La obstrucción del conducto lagrimal, algo común en recién nacidos y niños pequeños, puede provocar lo que aparentemente puede parecer un lagrimeo excesivo en uno o ambos ojos, debido a que las lágrimas, en vez de drenar hacia la nariz y la garganta, caerán por las mejillas. En los recién nacidos, la obstrucción de este conducto suele obedecer a que la membrana que lo recubría al nacer no desaparece. El pediatra le indicará cómo masajear el conducto. Es posible que también le recomiende compresas calientes y, en caso de que haya infección, gotas o una pomada antibiótica. También le enseñará cómo limpiar las secreciones utilizando compresas húmedas. Hasta que no se abra el conducto, persistirá la infección y, es posible que llegue a afectar partes más profundas del sistema lagrimal. En estos casos, se debe tener un seguimiento cercano para evitar una infección más seria.

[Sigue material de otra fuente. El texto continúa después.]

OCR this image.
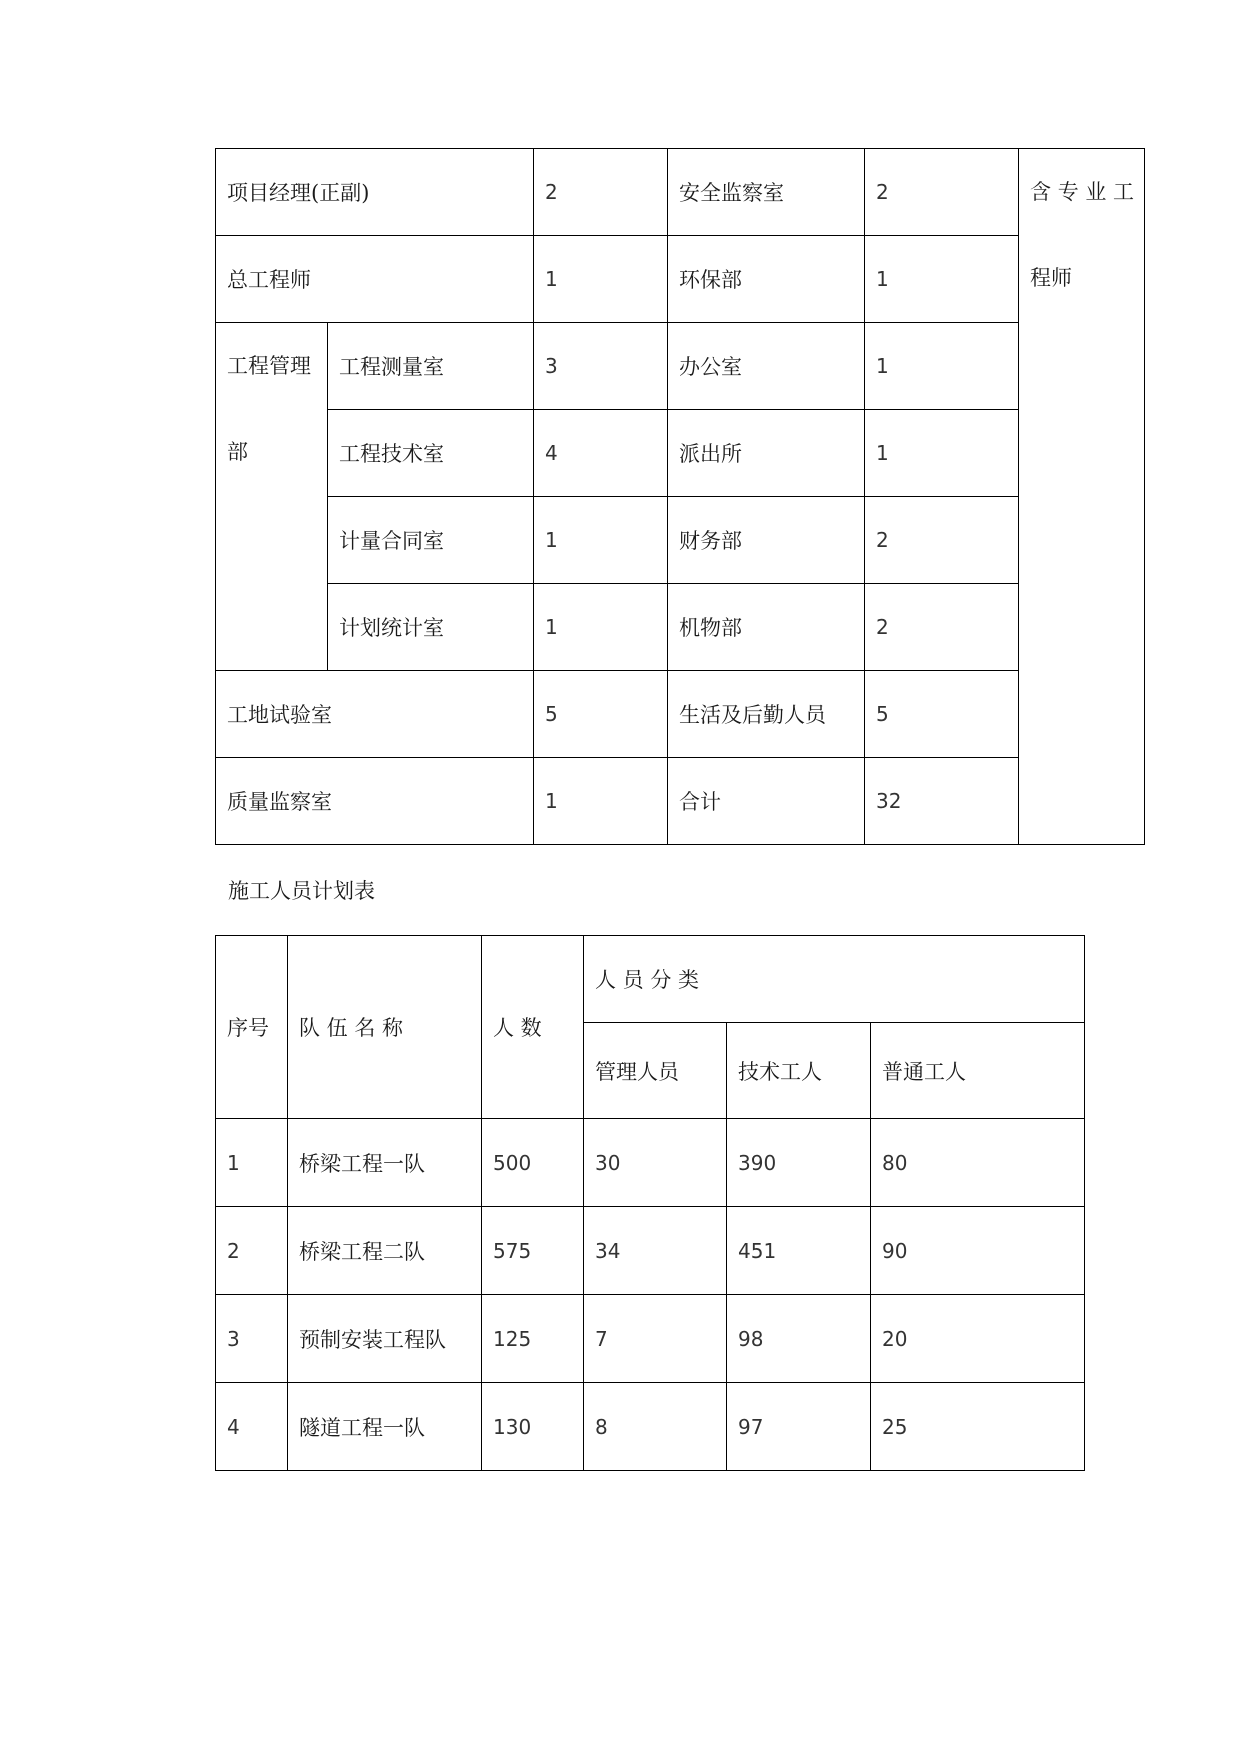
项目经理(正副)		2	安全监察室	2	含 专 业 工
程师

总工程师		1	环保部	1	

工程管理
部	工程测量室	3	办公室	1	
	工程技术室	4	派出所	1	
	计量合同室	1	财务部	2	
	计划统计室	1	机物部	2	
工地试验室		5	生活及后勤人员	5	
质量监察室		1	合计	32	
施工人员计划表
序号	队 伍 名 称	人 数	人 员 分 类		
			管理人员	技术工人	普通工人
1	桥梁工程一队	500	30	390	80
2	桥梁工程二队	575	34	451	90
3	预制安装工程队	125	7	98	20
4	隧道工程一队	130	8	97	25
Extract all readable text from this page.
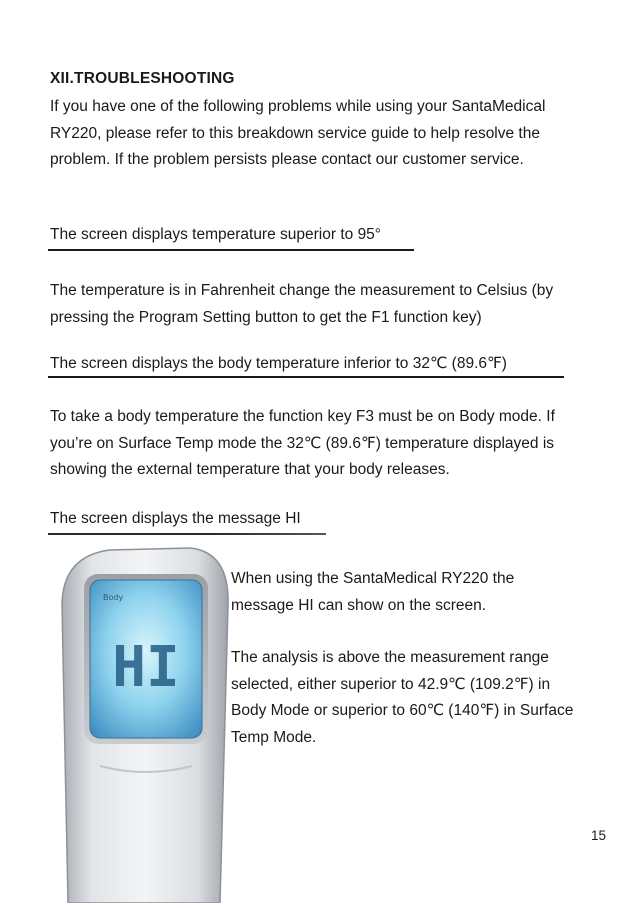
XII.TROUBLESHOOTING
If you have one of the following problems while using your SantaMedical RY220, please refer to this breakdown service guide to help resolve the problem. If the problem persists please contact our customer service.
The screen displays temperature superior to 95°
The temperature is in Fahrenheit change the measurement to Celsius (by pressing the Program Setting button to get the F1 function key)
The screen displays the body temperature inferior to 32℃ (89.6℉)
To take a body temperature the function key F3 must be on Body mode. If you’re on Surface Temp mode the 32℃ (89.6℉) temperature displayed is showing the external temperature that your body releases.
The screen displays the message HI
Body
HI
When using the SantaMedical RY220 the message HI can show on the screen.
The analysis is above the measurement range selected, either superior to 42.9℃ (109.2℉) in Body Mode or superior to 60℃ (140℉) in Surface Temp Mode.
15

A veces, una membrana o un pequeño quiste puede provocar la inflamación o la obstrucción del conducto lagrimal. Cuando esto ocurre y los métodos descritos no surten efecto, es posible que el oftalmólogo decida abrir el saco y el ducto lagrimal quirúrgicamente para drenarlos. Desafortunadamente, a veces es preciso repetir varias veces este proceso.

En casos muy raros, los ojos del bebé no producen lágrimas en absoluto. Esto hará que la superficie ocular se inflame y segregue un fluido pegajoso. Si persiste la sequedad ocular, el niño necesitará gotas para lubricarle los ojos y evitar posibles lesiones.